I’m curious about your objection to swales on commercial streets, also known as arterials. Arterials generally have more impervious surface (they’re wider) and more source pollution (lots of auto traffic leaving behind heavy metals and chemical leaks). It seems like this would be the exact location to capture the most stormwater and filter the most gunk.
I don’t argue with the value of street trees, but in this location you would have none without the swale – the sidewalk is covered by the building’s second floor.
In addition, by putting a raised, vegetated (or bike-parked) buffer between the sidewalk and the street the sidewalk is more pleasant to walk on and to set cafe tables on. The only loss I see here is an auto parking space or two, which is offset many times by the high capacity (non-motorized) vehicle parking.
I think the “traffic-calming” aspect of swales depends a lot on the implementation. The one on Skidmore just west of MLK does little to slow traffic and forces bikes into the lane. I don’t want to be an involuntary traffic calming device!
I’m not arguing against bio-swales, just for their thoughtful, careful implementation.
I was standing at the bus stop at 28th and Glisan just a couple nights ago and noticed this work. It’s a great location for such an improvement, particularly given the sidewalk restaurant next door that is commonly packed with people.
Glad to see it go in here. Tired of all the usual comments from a couple people who poo poo bioswales… This is a great improvement at this corner and for any corner in Portland!
The mountable curbs don’t both me either. This is a narrow street where the separation is very welcome. PBOT thought about it, obviously. Everyone’s entitled to their own opinion of course..
Yes, some arterials are wider than neighborhood streets. I was involved in the Division Streetscape plan. Division Street is the same width as many adjoining neighborhood streets (36′ in 60′ ROW). And yes, there is more traffic and hence more pollutants on arterials.
I’m not arguing against swales on all arterials. Those that are residential have less need of the sidewalk space (Burnside and Glisan through Laurelhurst, much of Cesar Chavez, etc.). I didn’t argue against swales on the parts of Division that were residential (13th to 18th, e.g.).
The difference is where there are commercial concentrations. These are the places, ideally, where you would get the most pedestrian traffic on the sidewalks, not only from people traveling along them, but from people window shopping, entering businesses, and just hanging out talking to their neighbors. (Not to mention cafe tables) The streets are mostly all we have for “public squares” in American cities. (Pioneer Courthouse Square notwithstanding).
If we as a city want to encourage this sort of places within walking and biking distances of every residence, we should maximize the space for this type of activity. NW 23rd Ave., for instance, has so much congestion on its 12 foot walks that it’s hard to walk there. Taking away parking spaces for a wider sidewalk, especially at corners, can help alleviate that congestion. Sidewalk space for all uses is more important in these locations than swales are. On Division, however, the plan would narrow several sidewalks in the commercial area between 35th and 38th from the current 12 feet to 8 feet, and in other areas from 10 feet to 6 feet, for swales.

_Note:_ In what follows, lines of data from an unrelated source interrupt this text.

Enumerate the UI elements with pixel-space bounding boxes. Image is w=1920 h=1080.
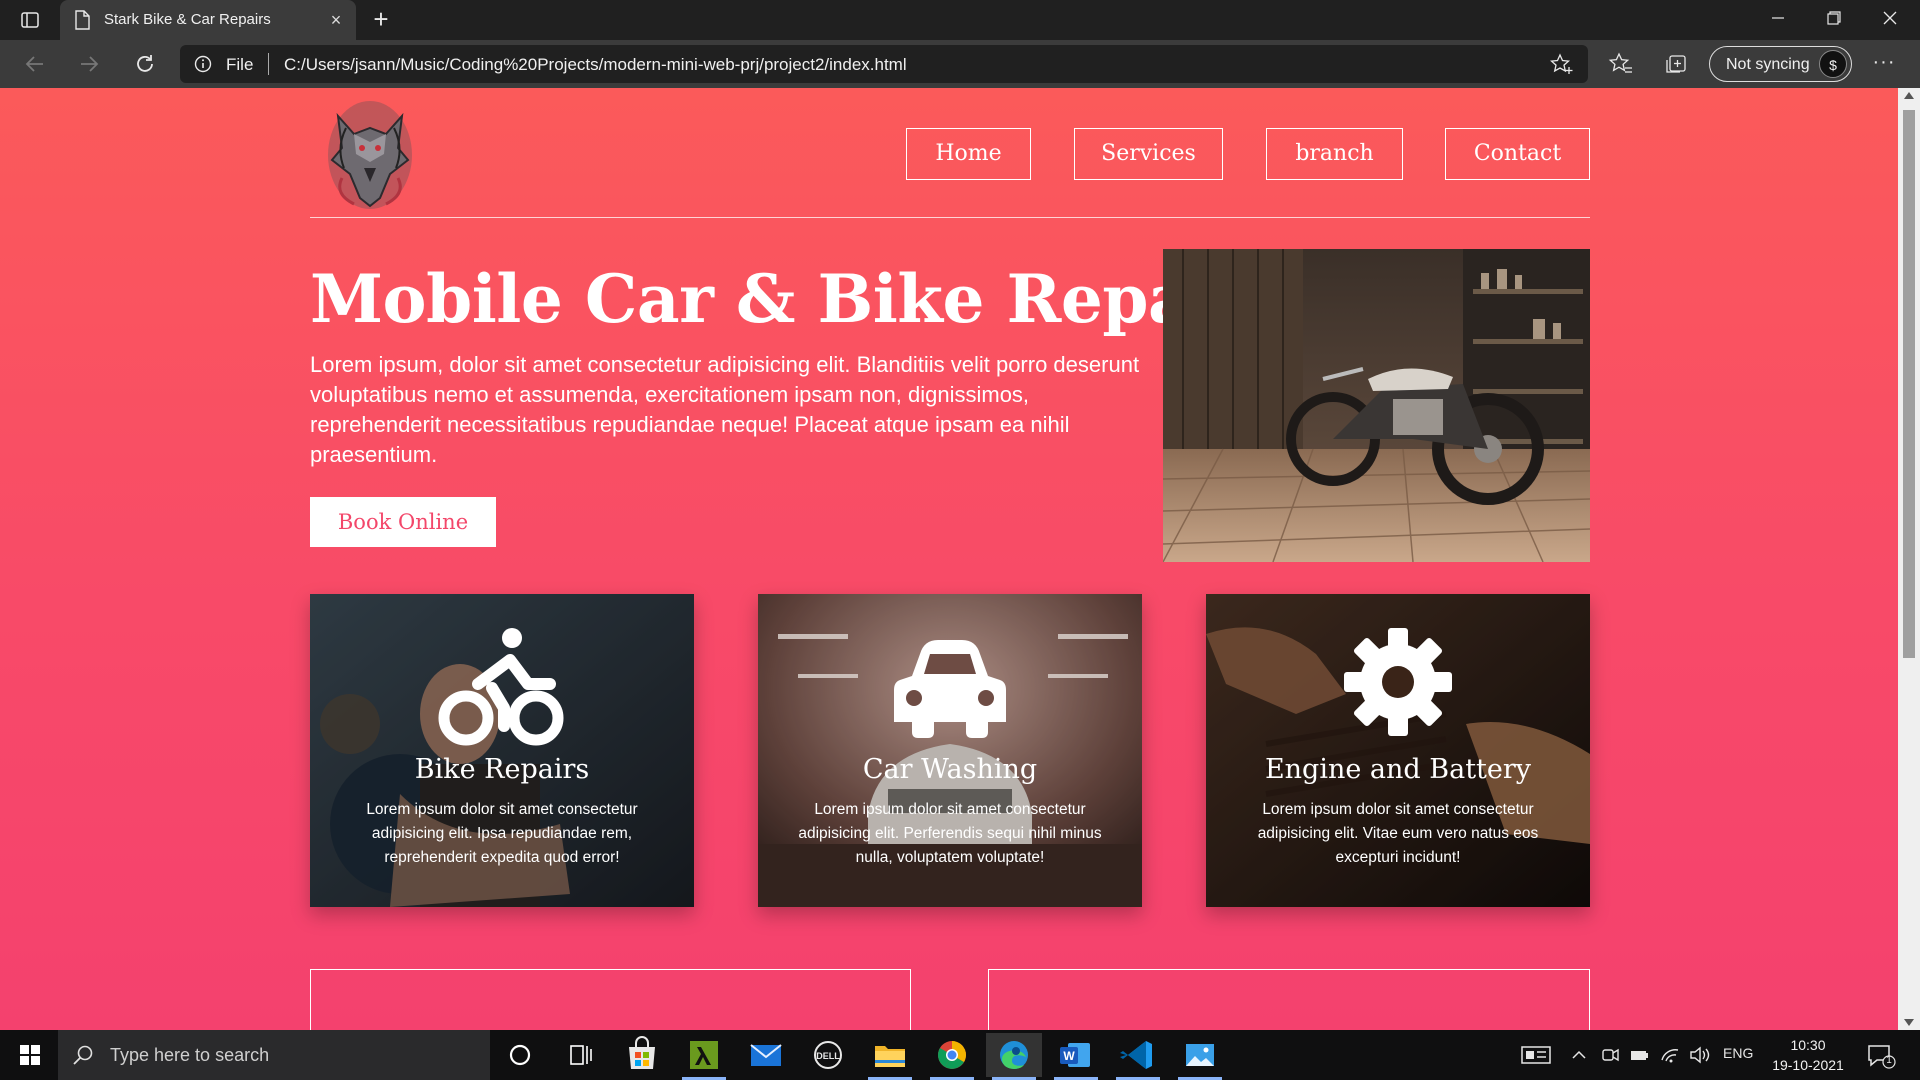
page-viewport: Home Services branch Contact Mobile Car … bbox=[0, 88, 1898, 1030]
service-card-car-washing[interactable]: Car Washing Lorem ipsum dolor sit amet c… bbox=[758, 594, 1142, 907]
refresh-button[interactable] bbox=[128, 48, 162, 80]
search-icon bbox=[72, 1044, 94, 1066]
cortana-circle-icon[interactable] bbox=[492, 1033, 548, 1077]
windows-start-icon[interactable] bbox=[10, 1041, 50, 1069]
nav-services-link[interactable]: Services bbox=[1074, 128, 1223, 180]
language-indicator[interactable]: ENG bbox=[1723, 1045, 1759, 1067]
forward-button[interactable] bbox=[72, 48, 106, 80]
word-icon[interactable]: W bbox=[1048, 1033, 1104, 1080]
card-text: Lorem ipsum dolor sit amet consectetur a… bbox=[366, 801, 638, 866]
close-tab-icon[interactable]: × bbox=[326, 10, 346, 30]
collections-icon[interactable] bbox=[1663, 52, 1689, 76]
card-title: Engine and Battery bbox=[1264, 754, 1532, 785]
scroll-down-arrow-icon[interactable] bbox=[1904, 1019, 1914, 1026]
gear-icon bbox=[1344, 628, 1452, 736]
vscode-icon[interactable] bbox=[1110, 1033, 1166, 1080]
browser-tab[interactable]: Stark Bike & Car Repairs × bbox=[60, 0, 356, 40]
nav-contact-link[interactable]: Contact bbox=[1445, 128, 1590, 180]
lambda-app-icon[interactable] bbox=[676, 1033, 732, 1080]
edge-icon[interactable] bbox=[986, 1033, 1042, 1080]
favorites-icon[interactable] bbox=[1608, 52, 1634, 76]
browser-tab-bar: Stark Bike & Car Repairs × + bbox=[0, 0, 1920, 40]
more-menu-icon[interactable]: ··· bbox=[1868, 52, 1900, 76]
search-placeholder: Type here to search bbox=[110, 1045, 270, 1065]
book-online-button[interactable]: Book Online bbox=[310, 497, 496, 547]
svg-text:DELL: DELL bbox=[816, 1051, 840, 1061]
chrome-icon[interactable] bbox=[924, 1033, 980, 1080]
nav-home-link[interactable]: Home bbox=[906, 128, 1031, 180]
address-toolbar: File C:/Users/jsann/Music/Coding%20Proje… bbox=[0, 40, 1920, 88]
volume-icon[interactable] bbox=[1688, 1044, 1710, 1066]
hidden-icons-chevron-icon[interactable] bbox=[1570, 1044, 1588, 1066]
new-tab-button[interactable]: + bbox=[366, 6, 396, 34]
wolf-logo[interactable] bbox=[324, 98, 416, 212]
card-text: Lorem ipsum dolor sit amet consectetur a… bbox=[798, 801, 1102, 866]
sync-status-label: Not syncing bbox=[1726, 56, 1810, 73]
add-favorite-icon[interactable] bbox=[1549, 53, 1574, 75]
news-widget-icon[interactable] bbox=[1520, 1044, 1552, 1066]
clock-time: 10:30 bbox=[1790, 1037, 1826, 1053]
close-window-button[interactable] bbox=[1862, 0, 1918, 40]
service-card-engine-battery[interactable]: Engine and Battery Lorem ipsum dolor sit… bbox=[1206, 594, 1590, 907]
scrollbar-thumb[interactable] bbox=[1903, 110, 1915, 658]
card-text: Lorem ipsum dolor sit amet consectetur a… bbox=[1257, 801, 1539, 866]
minimize-button[interactable] bbox=[1750, 0, 1806, 40]
mail-icon[interactable] bbox=[738, 1033, 794, 1077]
store-icon[interactable] bbox=[614, 1033, 670, 1077]
document-icon bbox=[74, 10, 90, 30]
meet-now-icon[interactable] bbox=[1600, 1044, 1620, 1066]
back-button[interactable] bbox=[18, 48, 52, 80]
file-explorer-icon[interactable] bbox=[862, 1033, 918, 1080]
card-title: Car Washing bbox=[862, 754, 1038, 785]
wifi-icon[interactable] bbox=[1660, 1044, 1680, 1066]
dell-icon[interactable]: DELL bbox=[800, 1033, 856, 1077]
nav-branch-link[interactable]: branch bbox=[1266, 128, 1403, 180]
info-icon[interactable] bbox=[194, 55, 212, 73]
address-url[interactable]: C:/Users/jsann/Music/Coding%20Projects/m… bbox=[284, 55, 907, 75]
scroll-up-arrow-icon[interactable] bbox=[1904, 92, 1914, 99]
task-view-icon[interactable] bbox=[552, 1033, 608, 1077]
restore-button[interactable] bbox=[1806, 0, 1862, 40]
avatar: $ bbox=[1819, 50, 1847, 78]
address-scheme-label: File bbox=[226, 55, 254, 74]
service-card-bike-repairs[interactable]: Bike Repairs Lorem ipsum dolor sit amet … bbox=[310, 594, 694, 907]
svg-text:W: W bbox=[1063, 1049, 1075, 1063]
header-divider bbox=[310, 217, 1590, 218]
hero-title: Mobile Car & Bike Repairs bbox=[310, 260, 1286, 338]
content-box-right bbox=[988, 969, 1590, 1030]
content-box-left bbox=[310, 969, 911, 1030]
profile-sync-button[interactable]: Not syncing $ bbox=[1709, 46, 1852, 82]
clock-date: 19-10-2021 bbox=[1772, 1057, 1844, 1073]
system-clock[interactable]: 10:30 19-10-2021 bbox=[1768, 1035, 1848, 1075]
vertical-scrollbar[interactable] bbox=[1898, 88, 1920, 1030]
hero-description: Lorem ipsum, dolor sit amet consectetur … bbox=[310, 352, 1140, 467]
car-icon bbox=[894, 640, 1006, 738]
notification-count: 1 bbox=[1886, 1055, 1892, 1066]
taskbar-search-box[interactable]: Type here to search bbox=[58, 1030, 490, 1080]
windows-taskbar: Type here to search DELL W ENG 10:30 19-… bbox=[0, 1030, 1920, 1080]
battery-icon[interactable] bbox=[1630, 1044, 1650, 1066]
garage-motorcycle-image bbox=[1163, 249, 1590, 562]
notifications-icon[interactable]: 1 bbox=[1866, 1042, 1896, 1070]
address-divider bbox=[268, 53, 269, 75]
tab-title: Stark Bike & Car Repairs bbox=[104, 11, 271, 28]
address-bar[interactable]: File C:/Users/jsann/Music/Coding%20Proje… bbox=[180, 45, 1588, 83]
tab-actions-icon[interactable] bbox=[14, 8, 46, 32]
photos-icon[interactable] bbox=[1172, 1033, 1228, 1080]
card-title: Bike Repairs bbox=[414, 754, 590, 785]
bicycle-rider-icon bbox=[438, 628, 564, 746]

Certainly bike parking should be expanded, and gets you more spaces per sq. ft. than auto parking. And, for now, auto parking is also desired by many businesses.
(At Glisan and 28th, you could put tree wells in a widened sidewalk that also has cafe table room, unlike the swale. And, bring the extended sidewalk all the way to the corner, if funds allow)
So, put street trees in where possible on commercial streets in tree wells, and capture as much stormwater and pollutants as possible on all streets other than commercial downtown and “main street” areas. This way, the polluted arterial runoff that isn’t captured will go to the treatment plant, as long as volumes are kept low by the rest of the swales. And, public space is maximized in commercial nodes.